“Take care!” cried out Gwinnan sharply. He drew up his horse with an effort, and looked down at her in amazement as she still clung to the bridle.

The next moment he recognized her.

XXVI.

Under the strong pull on the curb, the young horse stood quivering in every limb beneath the blossoming peach boughs that overhung the grassy margin of the road. There seemed a reflection of their delicate roseate tints in Alethea’s upturned face, as with one hand she still grasped the bridle. Her old brown bonnet, falling back, showed her golden hair in its dusky tunnel. The straight blooming wands of the volunteer peach sprouts, that had sprung up outside the zigzag barriers of the rail fence, clustered about the folds of her homespun dress, as she stood in their midst.

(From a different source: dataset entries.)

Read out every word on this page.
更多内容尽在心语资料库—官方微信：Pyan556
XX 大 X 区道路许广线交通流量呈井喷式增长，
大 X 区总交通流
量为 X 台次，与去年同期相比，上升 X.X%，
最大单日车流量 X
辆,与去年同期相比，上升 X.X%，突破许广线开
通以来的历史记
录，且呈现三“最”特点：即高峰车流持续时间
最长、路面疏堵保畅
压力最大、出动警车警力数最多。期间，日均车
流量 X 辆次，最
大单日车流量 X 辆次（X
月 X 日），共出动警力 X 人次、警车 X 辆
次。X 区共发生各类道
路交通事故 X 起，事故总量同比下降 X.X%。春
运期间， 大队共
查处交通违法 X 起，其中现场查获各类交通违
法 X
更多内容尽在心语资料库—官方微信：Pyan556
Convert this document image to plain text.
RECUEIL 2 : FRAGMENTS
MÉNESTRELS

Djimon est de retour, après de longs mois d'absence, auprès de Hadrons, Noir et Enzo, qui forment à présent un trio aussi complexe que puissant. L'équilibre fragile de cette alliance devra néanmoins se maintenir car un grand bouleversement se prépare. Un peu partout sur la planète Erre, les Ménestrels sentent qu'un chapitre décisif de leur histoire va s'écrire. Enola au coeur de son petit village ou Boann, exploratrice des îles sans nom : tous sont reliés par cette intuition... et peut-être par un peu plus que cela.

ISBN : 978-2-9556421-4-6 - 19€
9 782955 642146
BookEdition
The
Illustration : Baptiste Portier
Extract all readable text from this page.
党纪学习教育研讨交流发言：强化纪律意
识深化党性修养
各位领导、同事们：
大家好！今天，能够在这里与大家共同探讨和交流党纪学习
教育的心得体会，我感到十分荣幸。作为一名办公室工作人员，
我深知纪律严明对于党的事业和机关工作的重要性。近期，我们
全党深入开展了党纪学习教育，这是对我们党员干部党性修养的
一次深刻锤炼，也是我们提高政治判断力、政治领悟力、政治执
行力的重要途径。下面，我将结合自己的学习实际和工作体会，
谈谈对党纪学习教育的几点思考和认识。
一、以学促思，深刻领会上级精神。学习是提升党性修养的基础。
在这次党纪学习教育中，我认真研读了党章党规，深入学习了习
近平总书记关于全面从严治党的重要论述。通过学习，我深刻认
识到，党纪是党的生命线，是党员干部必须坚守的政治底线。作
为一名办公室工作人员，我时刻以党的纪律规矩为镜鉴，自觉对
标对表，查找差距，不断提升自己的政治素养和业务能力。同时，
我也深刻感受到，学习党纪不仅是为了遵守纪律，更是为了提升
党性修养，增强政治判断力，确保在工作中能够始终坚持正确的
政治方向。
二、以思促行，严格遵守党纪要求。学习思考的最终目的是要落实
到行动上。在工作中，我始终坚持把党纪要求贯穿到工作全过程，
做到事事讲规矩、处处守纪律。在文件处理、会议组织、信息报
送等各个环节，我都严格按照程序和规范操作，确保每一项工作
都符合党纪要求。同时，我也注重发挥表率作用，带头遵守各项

All at once she was trembling violently. Her luminous brown eyes suddenly faltered. In her every consideration she herself was always so secondary—not with a sedulous effort of subordination, but yielding with a fine and generous instinct to the interest of others—that until this moment she had had no self-consciousness in regard to the jealousy which had resulted in Gwinnan’s injuries. For this he had been struck down and brought near to death. Some sense of a reciprocal consciousness, an overwhelming deprecation of Mink’s folly in fancying him a rival, a vague wonderment as to the effect of the idea upon Gwinnan, seized upon her for the first time now in his presence, as if she had had no leisure hitherto to think of these things. She could not speak. She could not meet his serious, intent, expectant eye.

“Did you have something to say to me?” he asked, taking the initiative.

It was the same tone that had given her sympathetic encouragement in the court-room, charged with a personal interest, a grave solicitude, all unlike the superficial, unmeaning courtesy of the lawyers. She spoke impetuously now as then, and with instant reliance upon him.

“I hearn, jedge,” she cried, looking up radiantly at him, “ez how ye hev gin out ez ye never wanted Reuben Lorey ter be prosecuted fur tryin’ ter kill ye, an’ axed fur him ter be let off, an’ I ’lowed ye hold no gredge agin him. ’Pears ter me like ye war powerful good ’bout’n it.”

“But he was prosecuted,” the judge said quickly, fancying that she was under a delusion.